(no title)
setr | 2 months ago
> I found that these columnar stores could also be used to create regular relational database tables.
Doesn’t every columnar store do this? Redshift, IQ, Snowflake, ClickHouse, DuckDB etc
> but it proves that it is possible to structure relational data such that query speeds can be optimal without needing separate indexing structures that have to be maintained.
Doesn’t every columnar database already prove this?
didgetmaster|2 months ago
My system does analytics well, but it is also very fast with changing data.

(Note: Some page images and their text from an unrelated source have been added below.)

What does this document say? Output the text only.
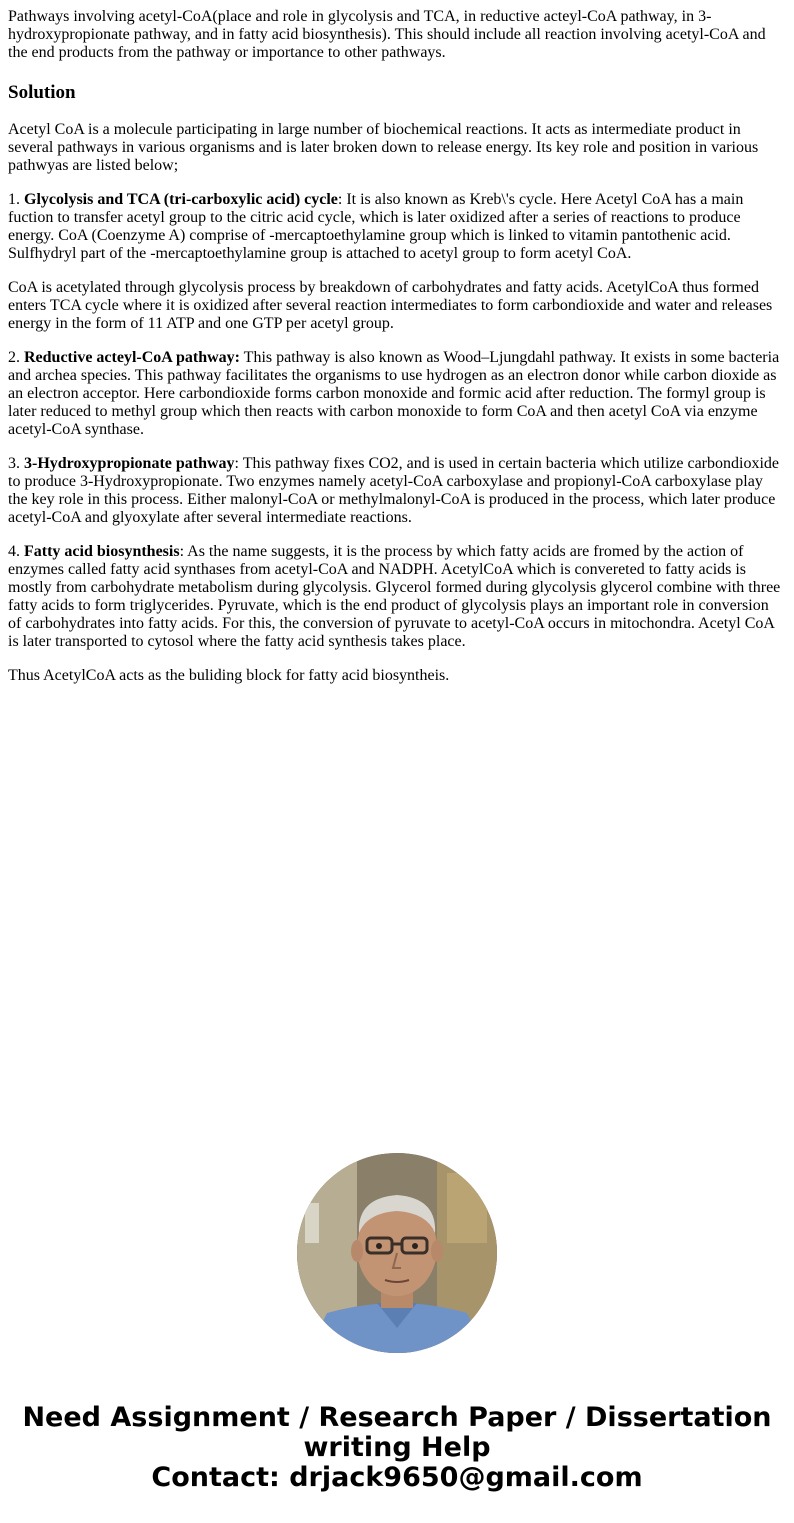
Pathways involving acetyl-CoA(place and role in glycolysis and TCA, in reductive acteyl-CoA pathway, in 3-hydroxypropionate pathway, and in fatty acid biosynthesis). This should include all reaction involving acetyl-CoA and the end products from the pathway or importance to other pathways.

Solution

Acetyl CoA is a molecule participating in large number of biochemical reactions. It acts as intermediate product in several pathways in various organisms and is later broken down to release energy. Its key role and position in various pathwyas are listed below;

1. Glycolysis and TCA (tri-carboxylic acid) cycle: It is also known as Kreb\'s cycle. Here Acetyl CoA has a main fuction to transfer acetyl group to the citric acid cycle, which is later oxidized after a series of reactions to produce energy. CoA (Coenzyme A) comprise of -mercaptoethylamine group which is linked to vitamin pantothenic acid. Sulfhydryl part of the -mercaptoethylamine group is attached to acetyl group to form acetyl CoA.

CoA is acetylated through glycolysis process by breakdown of carbohydrates and fatty acids. AcetylCoA thus formed enters TCA cycle where it is oxidized after several reaction intermediates to form carbondioxide and water and releases energy in the form of 11 ATP and one GTP per acetyl group.

2. Reductive acteyl-CoA pathway: This pathway is also known as Wood–Ljungdahl pathway. It exists in some bacteria and archea species. This pathway facilitates the organisms to use hydrogen as an electron donor while carbon dioxide as an electron acceptor. Here carbondioxide forms carbon monoxide and formic acid after reduction. The formyl group is later reduced to methyl group which then reacts with carbon monoxide to form CoA and then acetyl CoA via enzyme acetyl-CoA synthase.

3. 3-Hydroxypropionate pathway: This pathway fixes CO2, and is used in certain bacteria which utilize carbondioxide to produce 3-Hydroxypropionate. Two enzymes namely acetyl-CoA carboxylase and propionyl-CoA carboxylase play the key role in this process. Either malonyl-CoA or methylmalonyl-CoA is produced in the process, which later produce acetyl-CoA and glyoxylate after several intermediate reactions.

4. Fatty acid biosynthesis: As the name suggests, it is the process by which fatty acids are fromed by the action of enzymes called fatty acid synthases from acetyl-CoA and NADPH. AcetylCoA which is convereted to fatty acids is mostly from carbohydrate metabolism during glycolysis. Glycerol formed during glycolysis glycerol combine with three fatty acids to form triglycerides. Pyruvate, which is the end product of glycolysis plays an important role in conversion of carbohydrates into fatty acids. For this, the conversion of pyruvate to acetyl-CoA occurs in mitochondra. Acetyl CoA is later transported to cytosol where the fatty acid synthesis takes place.

Thus AcetylCoA acts as the buliding block for fatty acid biosyntheis.

Need Assignment / Research Paper / Dissertation
writing Help
Contact: drjack9650@gmail.com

I also think that some of those systems (e.g. Duckdb) also use indexes.
setr|2 months ago
They still do all the regular CRUD operations and maintain transactional semantics; they just naturally prefer bulk operations.
Redshift is the most pure take on this I’ve seen; to the point that they simply don’t support most constraints, triggers and data is allocated in 2MB immutable chunks such that non-bulk-operations undergo ridiculous amounts of write amplification and slow to a crawl. Afaik other OLAP databases are not this extreme, and support reasonable throughput on point-operations (and triggers, constraints, etc) — in the sense that it’s definitely slower, but not comically slower. (Aside: Aurora is also a pure take on transactional workloads, such that bulk aggregations are comically slow)
> I also think that some of those systems (e.g. Duckdb) also use indexes.
I’m pretty sure they all use indexes, in the same fashion I expect you to (I’m guessing your system doesn’t do table-scans for every single query). Columnar databases just get indexes like zone-maps for “free”, in the sense that it can simply be applied on top of the actual dataset without having to maintain a separate copy of the data ALA row-wise databases do. So it’s an implicit index automatically generated on every column — not user-maintained or specified. I expect your system does exactly the same (because it would be unreasonable not to)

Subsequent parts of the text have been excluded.